With things relatively quiet in Habs Nation, here are some of the more interesting stories circulating around the hockey world.
A Philadelphia Daily News gossip columnist Dan Gross (who is not one of their sports writers) had an item Monday that two Flyers believe the reason GM Paul Holmgren traded Jeff Carter and P.K. Subban’s best friend Mike Richards was that the pair because they partied too hard. “The two unnamed players said that the Flyers front office was disappointed in Carter and Richards’ longstanding party lifestyle and that teammates were concerned about the pair’s drinking,” Gross wrote.
He went on to say Flyers coach Peter Lavoilette instituted a “Dry Island” policy in which he asked players to not drink for a month and each player was asked to write his number on a locker room board as a pledge. The numbers 17 and 18 never appeared in any of the roughly half-dozen times Laviolette declared “Dry Island” month.
Asked to comment, GM Paul Holmgren confirmed to Gross the two never volunteered for “Dry Island”, but added they were not along. “We carry 23 players and there wasn’t 23 numbers up there,” Holmgren said.
Holmgren was “really upset that this is out there. That’s our locker room. Our inner sanctum. Our board. Someone’s crossing a line here,” in discussing the Dry Island. Holmgren said it was “preposterous” that partying factored into the decision to trade Richards and Carter, saying these were “two good hockey trades that will better suit us now and for the future. Columbus is happy, L.A. is happy and the Flyers are happy with the deal.”
Carter’s agent Rick Curran called the charges “bull—-” and slammed the unnamed players for not “having the balls to come out publicly” and stand behind their claim that partying was the reason the pair was traded, adding their anonymity undermined the credibility of the accusation.

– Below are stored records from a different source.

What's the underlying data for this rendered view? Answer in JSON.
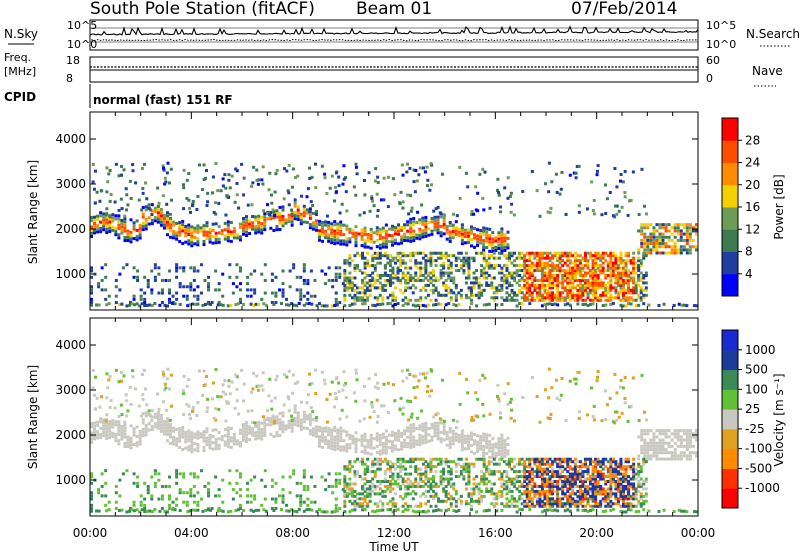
{
  "header": {
    "station": "South Pole Station (fitACF)",
    "beam": "Beam 01",
    "date": "07/Feb/2014"
  },
  "status_panel": {
    "nsky_label": "N.Sky",
    "nsearch_label": "N.Search",
    "noise_ticks": [
      "10^5",
      "10^0"
    ],
    "freq_label_line1": "Freq.",
    "freq_label_line2": "[MHz]",
    "freq_ticks": [
      "18",
      "8"
    ],
    "nave_label": "Nave",
    "nave_ticks": [
      "60",
      "0"
    ],
    "cpid_label": "CPID",
    "cpid_value": "normal (fast) 151 RF"
  },
  "colors": {
    "scale": [
      "#0000ff",
      "#1f3ea0",
      "#3d7a52",
      "#6e9b57",
      "#f5d000",
      "#ff8c00",
      "#ff4d00",
      "#ff0000"
    ],
    "velocity_scale": [
      "#ff0000",
      "#ff3000",
      "#ff8c00",
      "#e0a020",
      "#c8c8c0",
      "#62c038",
      "#3a8a58",
      "#1c3c9c",
      "#1a2ad0"
    ],
    "ground_scatter": "#c8c8c0"
  },
  "chart_data": [
    {
      "type": "heatmap",
      "panel": "power",
      "xlabel": "",
      "ylabel": "Slant Range [km]",
      "x_ticks": [
        "00:00",
        "04:00",
        "08:00",
        "12:00",
        "16:00",
        "20:00",
        "00:00"
      ],
      "y_ticks": [
        "1000",
        "2000",
        "3000",
        "4000"
      ],
      "ylim": [
        200,
        4600
      ],
      "colorbar_label": "Power [dB]",
      "colorbar_ticks": [
        "4",
        "8",
        "12",
        "16",
        "20",
        "24",
        "28"
      ],
      "clim": [
        0,
        32
      ]
    },
    {
      "type": "heatmap",
      "panel": "velocity",
      "xlabel": "Time UT",
      "ylabel": "Slant Range [km]",
      "x_ticks": [
        "00:00",
        "04:00",
        "08:00",
        "12:00",
        "16:00",
        "20:00",
        "00:00"
      ],
      "y_ticks": [
        "1000",
        "2000",
        "3000",
        "4000"
      ],
      "ylim": [
        200,
        4600
      ],
      "colorbar_label": "Velocity [m s⁻¹]",
      "colorbar_ticks": [
        "1000",
        "500",
        "100",
        "25",
        "-25",
        "-100",
        "-500",
        "-1000"
      ]
    }
  ]
}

Since we all know hockey players only drink Gatorade, the official sports drink of the NHL, none of this can possibly be true.
NEW GIG: Andy Murray, former coach of the Kings and Blues who worked in the Canadiens hockey department for a few months in 2006 before getting hired in St. Louis, will formally be hired Tuesday as the new head coach of Western Michigan University, replacing Jeff Blashill, who unexpectedly left to take an assistant’s job under Mike Babcock with the Red Wings.

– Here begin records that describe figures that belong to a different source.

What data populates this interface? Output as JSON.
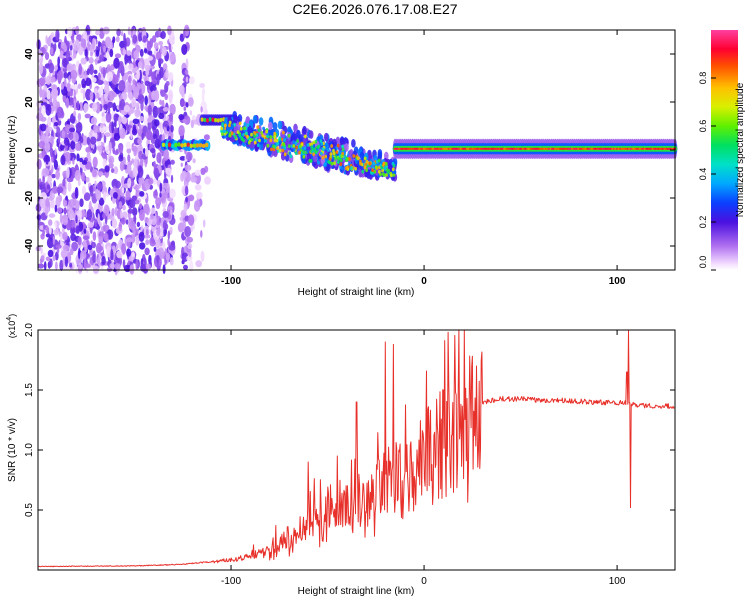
{
  "figure_title": "C2E6.2026.076.17.08.E27",
  "chart_data": [
    {
      "type": "heatmap",
      "title": "C2E6.2026.076.17.08.E27",
      "xlabel": "Height of straight line (km)",
      "ylabel": "Frequency (Hz)",
      "xlim": [
        -200,
        130
      ],
      "ylim": [
        -50,
        50
      ],
      "xticks": [
        -100,
        0,
        100
      ],
      "yticks": [
        -40,
        -20,
        0,
        20,
        40
      ],
      "colorbar": {
        "label": "Normalized spectral amplitude",
        "range": [
          0,
          1
        ],
        "ticks": [
          "0.0",
          "0.2",
          "0.4",
          "0.6",
          "0.8"
        ]
      },
      "regions": [
        {
          "name": "noise",
          "x_range": [
            -200,
            -130
          ],
          "f_range": [
            -50,
            50
          ],
          "amplitude": 0.15
        },
        {
          "name": "noise-stripe",
          "x_range": [
            -126,
            -122
          ],
          "f_range": [
            -50,
            50
          ],
          "amplitude": 0.15
        },
        {
          "name": "sparse-noise",
          "x_range": [
            -122,
            -112
          ],
          "f_range": [
            -50,
            30
          ],
          "amplitude": 0.08
        },
        {
          "name": "early-band",
          "x_range": [
            -135,
            -112
          ],
          "f_center": 2,
          "amplitude": 0.85
        },
        {
          "name": "upper-segment",
          "x_range": [
            -115,
            -98
          ],
          "f_center": 12.5,
          "amplitude": 0.9
        },
        {
          "name": "descending-cluster",
          "x_range": [
            -105,
            -15
          ],
          "f_start": 8,
          "f_end": -10,
          "amplitude": 0.55
        },
        {
          "name": "tonal-line",
          "x_range": [
            -15,
            130
          ],
          "f_center": 0.5,
          "amplitude": 0.95
        }
      ]
    },
    {
      "type": "line",
      "xlabel": "Height of straight line (km)",
      "ylabel": "SNR (10 * v/v)",
      "multiplier": "(x10^4)",
      "multiplier_base": "(x10",
      "multiplier_exp": "4",
      "multiplier_close": ")",
      "xlim": [
        -200,
        130
      ],
      "ylim": [
        0,
        20000
      ],
      "xticks": [
        -100,
        0,
        100
      ],
      "yticks": [
        5000,
        10000,
        15000,
        20000
      ],
      "ytick_labels": [
        "0.5",
        "1.0",
        "1.5",
        "2.0"
      ],
      "color": "#e8302a",
      "series": [
        {
          "name": "SNR",
          "x": [
            -200,
            -150,
            -130,
            -120,
            -110,
            -100,
            -90,
            -80,
            -70,
            -60,
            -50,
            -40,
            -30,
            -20,
            -10,
            0,
            10,
            20,
            30,
            40,
            50,
            60,
            70,
            80,
            90,
            100,
            104,
            106,
            110,
            120,
            130
          ],
          "values": [
            300,
            350,
            450,
            550,
            700,
            900,
            1200,
            1800,
            2800,
            4200,
            5200,
            5800,
            6500,
            7500,
            8500,
            9800,
            11500,
            13000,
            14000,
            14300,
            14300,
            14200,
            14200,
            14100,
            14000,
            14000,
            14000,
            14000,
            13800,
            13700,
            13700
          ],
          "spikes": [
            {
              "x": -20,
              "value": 19000
            },
            {
              "x": -16,
              "value": 18800
            },
            {
              "x": -35,
              "value": 14000
            },
            {
              "x": -60,
              "value": 9000
            },
            {
              "x": -45,
              "value": 9500
            },
            {
              "x": 106,
              "value": 20500
            },
            {
              "x": 105,
              "value": 16500
            },
            {
              "x": 107,
              "value": 5200
            }
          ]
        }
      ]
    }
  ]
}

Murray’s 10 year NHL coaching record is He compiled a career record of 333-278-58-71 and he worked part of the 2006-07 season for the Habs after he was dismissed following seven years coaching the Kings, and his work for the Habs was widely praised and credited as a factor in the team’s 24-9-5 start under new coach Guy Carbonneau. Murray is known as one of the best prepared coaches in hockey, going so far as to slip written copies of the game plan under the hotel doors of the players the night before road games.
“I was so fortunate, so incredibly lucky, to be able to work in the Montreal Canadiens organization for two or three months, and for someone like Bob Gainey,” Murray told George Johnson of ESPN.com in 2007. “I was a Habs fan growing up, so it was, in all honesty, an opportunity I couldn’t pass up.

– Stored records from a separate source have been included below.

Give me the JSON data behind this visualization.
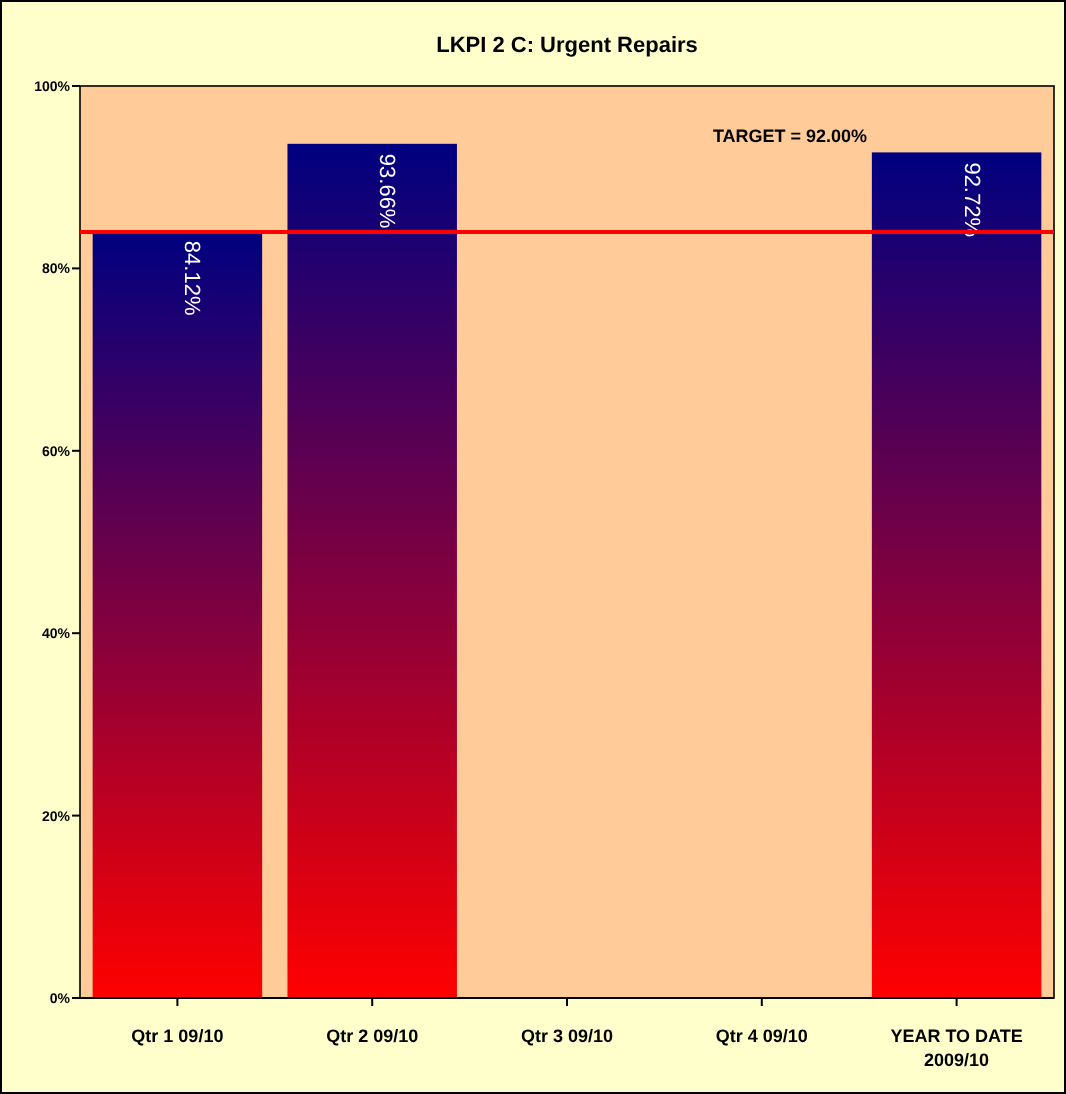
{
  "chart_data": {
    "type": "bar",
    "title": "LKPI 2 C: Urgent Repairs",
    "categories": [
      "Qtr 1 09/10",
      "Qtr 2 09/10",
      "Qtr 3 09/10",
      "Qtr 4 09/10",
      "YEAR TO DATE 2009/10"
    ],
    "series": [
      {
        "color": "#ff0000",
        "values": [
          84.12,
          93.66,
          null,
          null,
          92.72
        ],
        "value_labels": [
          "84.12%",
          "93.66%",
          null,
          null,
          "92.72%"
        ]
      }
    ],
    "ylim": [
      0,
      100
    ],
    "yticks": [
      {
        "value": 0,
        "label": "0%"
      },
      {
        "value": 20,
        "label": "20%"
      },
      {
        "value": 40,
        "label": "40%"
      },
      {
        "value": 60,
        "label": "60%"
      },
      {
        "value": 80,
        "label": "80%"
      },
      {
        "value": 100,
        "label": "100%"
      }
    ],
    "ref_lines": [
      {
        "axis": "y",
        "value": 84,
        "color": "#ff0000"
      }
    ],
    "annotations": [
      "TARGET = 92.00%"
    ],
    "grid": false
  }
}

“I still have my business card — Andy Murray, Montreal Canadiens, Consultant — and I’ll keep it forever. I guess some people might laugh at that. ‘You’ve been a head coach in the league for a long time’ and whatnot. But the organization in Montreal is so solid, so steeped in history and tradition, it was a thrill to be a part of it, however briefly.”
BIG BUCKS: According to the Sports Business Journal, NHL Commissioner Gary Bettman’s salary has doubled from $3.7 million to the $7.5 million (all figures US dollars), according to tax filings SJB obtained. Bettman’s base salary for 2009-10 was $5,787,524. He received $826,369 in other compensation, $877,597 in deferred compensation and $25,988 in benefits.
That’s still less than MLB’s commissioner Bud Selig ($18.35 million), NFL boss Roger Goodell ($10.9 million) and what NBA commissioner David Stern is believed to make (estimated at more than $10 million).
Paul Hunter of The Toronto Star notes that his pay rate means Bettman makes more than all but 17 NHL players, including Scott Gomez and everyone else on the Canadiens.
“Bettman would likely have a better year than Gomez; he’d certainly be feistier,” Hunter wrote.
In fact, Hunter was wrong about their relative salaries; Bettman’s salary was listed for 2009-10 when Gomez’s was $8 million. Only his cap hit was lower ($7,357,143). There is, apparently, no salary cap on NHL commissioners.